A Weird Transition
Ok well I get to be one of the lucky ones and write a second blog. I first want to start by thanking all of those people that have been keeping us in their prayers. This experience has been life changing and challenging for every person down here, and I don’t say that lightly. What we have seen, experienced, and shared with each other has brought a range of emotions. We have shared laughter and joy to tears of sadness. Many questions have assailed our group that we have not been able to find the answer to. In spite of this our trip has been a success. In a little over a week we have learned not only to love the people down here, but also love each other and ourselves and see Christ in all. The transition however from this world of poverty in Santo Tomas to the states however is where I want to dwell on in this blog.
The last two days we have spent in Panajchel. I have never had so much disdain for such a pretty town. This is the ultimate tourist attraction. The lake is real close and there are dozens of little shops where a person could get anything that they desired. There are many Europeans and Americans walking around. Many of the people also know way more English than in the upper Mayan regions. Despite all of this beauty I am frustrated. I have been living in a poverty stricken region where even though I was treated and fed like a king I could still feel a sense of kinship to the people living there. I desired with all of my heart to treat them, as Christ would want me to. Many of them became my friends. I can see their faces and remember our conversations and even though it was difficult at times to see the level of poverty, but I could get through that in the relationships that I created. Here is a different story. The markets are filled with vendors that are trying to sell their wares. The line between was is hand-made and factory created is blurred. It is more difficult to see that my money is being put to a family that actually needs it instead of going to some corporation that is exploiting these people. The poverty is still present, but no one wants to talk or let you get to know them. They will follow you all over town just to sell their wares and part of me wants to buy them because it might help them. Another part wants to be left alone because all they see me as is a way to make some money. I guess this is the dilemma that everyone in our group is dealing with.

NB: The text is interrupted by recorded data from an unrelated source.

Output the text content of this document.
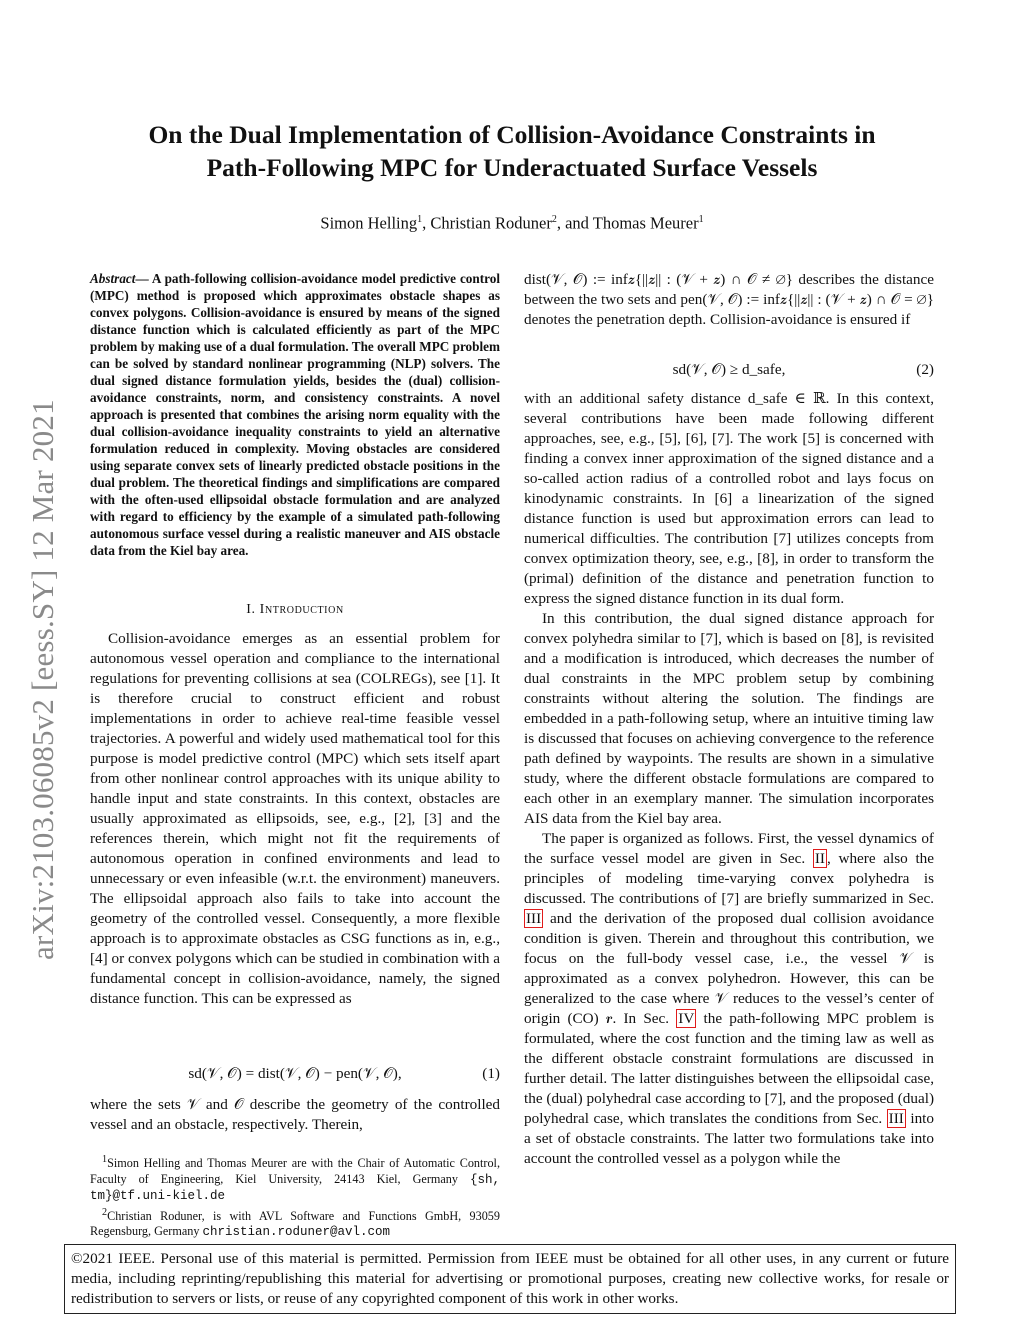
On the Dual Implementation of Collision-Avoidance Constraints in
Path-Following MPC for Underactuated Surface Vessels
Simon Helling$^1$, Christian Roduner$^2$, and Thomas Meurer$^1$
arXiv:2103.06085v2 [eess.SY] 12 Mar 2021
Abstract— A path-following collision-avoidance model predictive control (MPC) method is proposed which approximates obstacle shapes as convex polygons. Collision-avoidance is ensured by means of the signed distance function which is calculated efficiently as part of the MPC problem by making use of a dual formulation. The overall MPC problem can be solved by standard nonlinear programming (NLP) solvers. The dual signed distance formulation yields, besides the (dual) collision-avoidance constraints, norm, and consistency constraints. A novel approach is presented that combines the arising norm equality with the dual collision-avoidance inequality constraints to yield an alternative formulation reduced in complexity. Moving obstacles are considered using separate convex sets of linearly predicted obstacle positions in the dual problem. The theoretical findings and simplifications are compared with the often-used ellipsoidal obstacle formulation and are analyzed with regard to efficiency by the example of a simulated path-following autonomous surface vessel during a realistic maneuver and AIS obstacle data from the Kiel bay area.
I. Introduction

Collision-avoidance emerges as an essential problem for autonomous vessel operation and compliance to the international regulations for preventing collisions at sea (COLREGs), see [1]. It is therefore crucial to construct efficient and robust implementations in order to achieve real-time feasible vessel trajectories. A powerful and widely used mathematical tool for this purpose is model predictive control (MPC) which sets itself apart from other nonlinear control approaches with its unique ability to handle input and state constraints. In this context, obstacles are usually approximated as ellipsoids, see, e.g., [2], [3] and the references therein, which might not fit the requirements of autonomous operation in confined environments and lead to unnecessary or even infeasible (w.r.t. the environment) maneuvers. The ellipsoidal approach also fails to take into account the geometry of the controlled vessel. Consequently, a more flexible approach is to approximate obstacles as CSG functions as in, e.g., [4] or convex polygons which can be studied in combination with a fundamental concept in collision-avoidance, namely, the signed distance function. This can be expressed as

sd(𝒱, 𝒪) = dist(𝒱, 𝒪) − pen(𝒱, 𝒪),	(1)

where the sets 𝒱 and 𝒪 describe the geometry of the controlled vessel and an obstacle, respectively. Therein,

$^1$Simon Helling and Thomas Meurer are with the Chair of Automatic Control, Faculty of Engineering, Kiel University, 24143 Kiel, Germany {sh, tm}@tf.uni-kiel.de
$^2$Christian Roduner, is with AVL Software and Functions GmbH, 93059 Regensburg, Germany christian.roduner@avl.com

dist(𝒱, 𝒪) := inf𝒛{||𝒛|| : (𝒱 + 𝒛) ∩ 𝒪 ≠ ∅} describes the distance between the two sets and pen(𝒱, 𝒪) := inf𝒛{||𝒛|| : (𝒱 + 𝒛) ∩ 𝒪 = ∅} denotes the penetration depth. Collision-avoidance is ensured if

sd(𝒱, 𝒪) ≥ d_safe,	(2)

with an additional safety distance d_safe ∈ ℝ. In this context, several contributions have been made following different approaches, see, e.g., [5], [6], [7]. The work [5] is concerned with finding a convex inner approximation of the signed distance and a so-called action radius of a controlled robot and lays focus on kinodynamic constraints. In [6] a linearization of the signed distance function is used but approximation errors can lead to numerical difficulties. The contribution [7] utilizes concepts from convex optimization theory, see, e.g., [8], in order to transform the (primal) definition of the distance and penetration function to express the signed distance function in its dual form.

In this contribution, the dual signed distance approach for convex polyhedra similar to [7], which is based on [8], is revisited and a modification is introduced, which decreases the number of dual constraints in the MPC problem setup by combining constraints without altering the solution. The findings are embedded in a path-following setup, where an intuitive timing law is discussed that focuses on achieving convergence to the reference path defined by waypoints. The results are shown in a simulative study, where the different obstacle formulations are compared to each other in an exemplary manner. The simulation incorporates AIS data from the Kiel bay area.

The paper is organized as follows. First, the vessel dynamics of the surface vessel model are given in Sec. II , where also the principles of modeling time-varying convex polyhedra is discussed. The contributions of [7] are briefly summarized in Sec. III and the derivation of the proposed dual collision avoidance condition is given. Therein and throughout this contribution, we focus on the full-body vessel case, i.e., the vessel 𝒱 is approximated as a convex polyhedron. However, this can be generalized to the case where 𝒱 reduces to the vessel’s center of origin (CO) 𝒓. In Sec. IV the path-following MPC problem is formulated, where the cost function and the timing law as well as the different obstacle constraint formulations are discussed in further detail. The latter distinguishes between the ellipsoidal case, the (dual) polyhedral case according to [7], and the proposed (dual) polyhedral case, which translates the conditions from Sec. III into a set of obstacle constraints. The latter two formulations take into account the controlled vessel as a polygon while the

©2021 IEEE. Personal use of this material is permitted. Permission from IEEE must be obtained for all other uses, in any current or future media, including reprinting/republishing this material for advertising or promotional purposes, creating new collective works, for resale or redistribution to servers or lists, or reuse of any copyrighted component of this work in other works.
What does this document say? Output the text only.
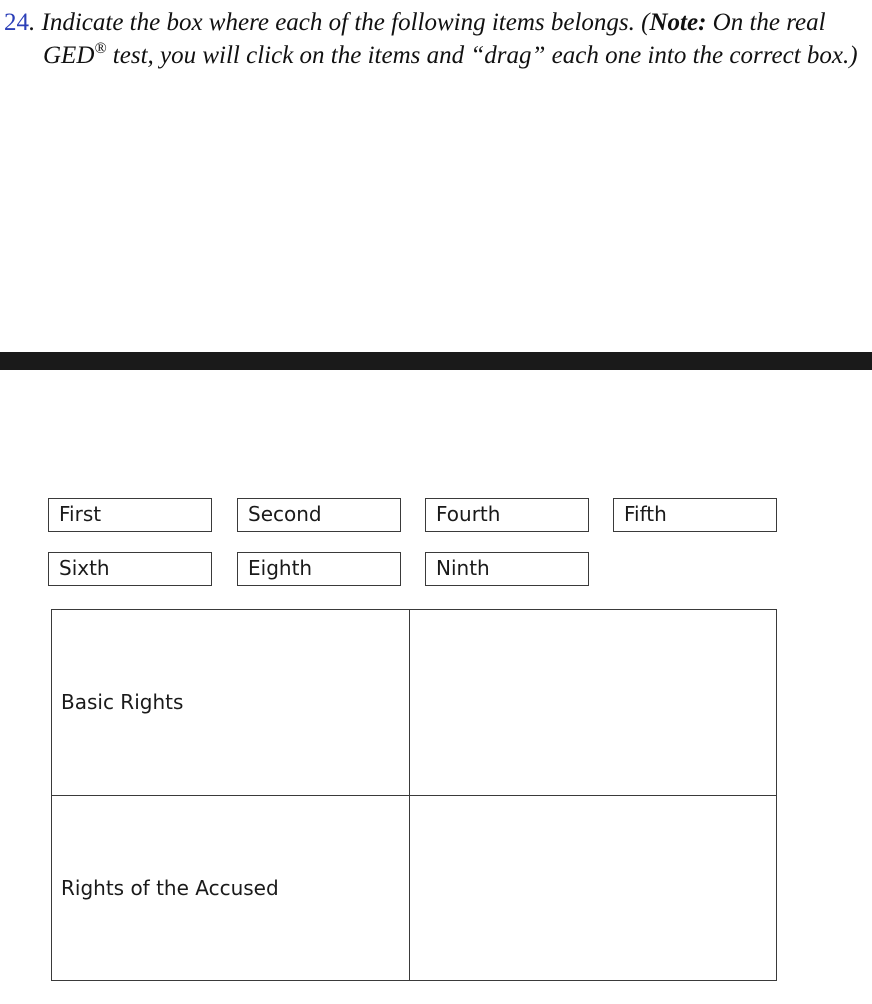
24. Indicate the box where each of the following items belongs. (Note: On the real GED® test, you will click on the items and “drag” each one into the correct box.)
First	Second	Fourth	Fifth
Sixth	Eighth	Ninth
Basic Rights
Rights of the Accused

The transition therefore is hard. I personally would like to be back in the mission because this touristy mode is difficult for me. However it is getting easier. At first I shut down and just wanted to forget this place and get back home, but now I can see the stark contrast and it is good that I can get a chance to understand the different faces of poverty here in Guatemala. This scares me in a way because I don’t want to forget all of the things that I have learned and just get comfortable with entering back into my own life. I guess I will rely on God to make sure that this experience has helped to transform my heart in full that I may be able to see and respect the poverty that is present in all of the world and not just when it is starkly in front of me. I seriously hope that I get the chance to return here after I graduate from college and put in a year of service. There is so much work that needs to be done and I want to be part of that. Much love to all of you who have been in my prayers and thoughts. I can’t wait to share all my experiences with you and tell you of all the people that I have fallen in love with down here.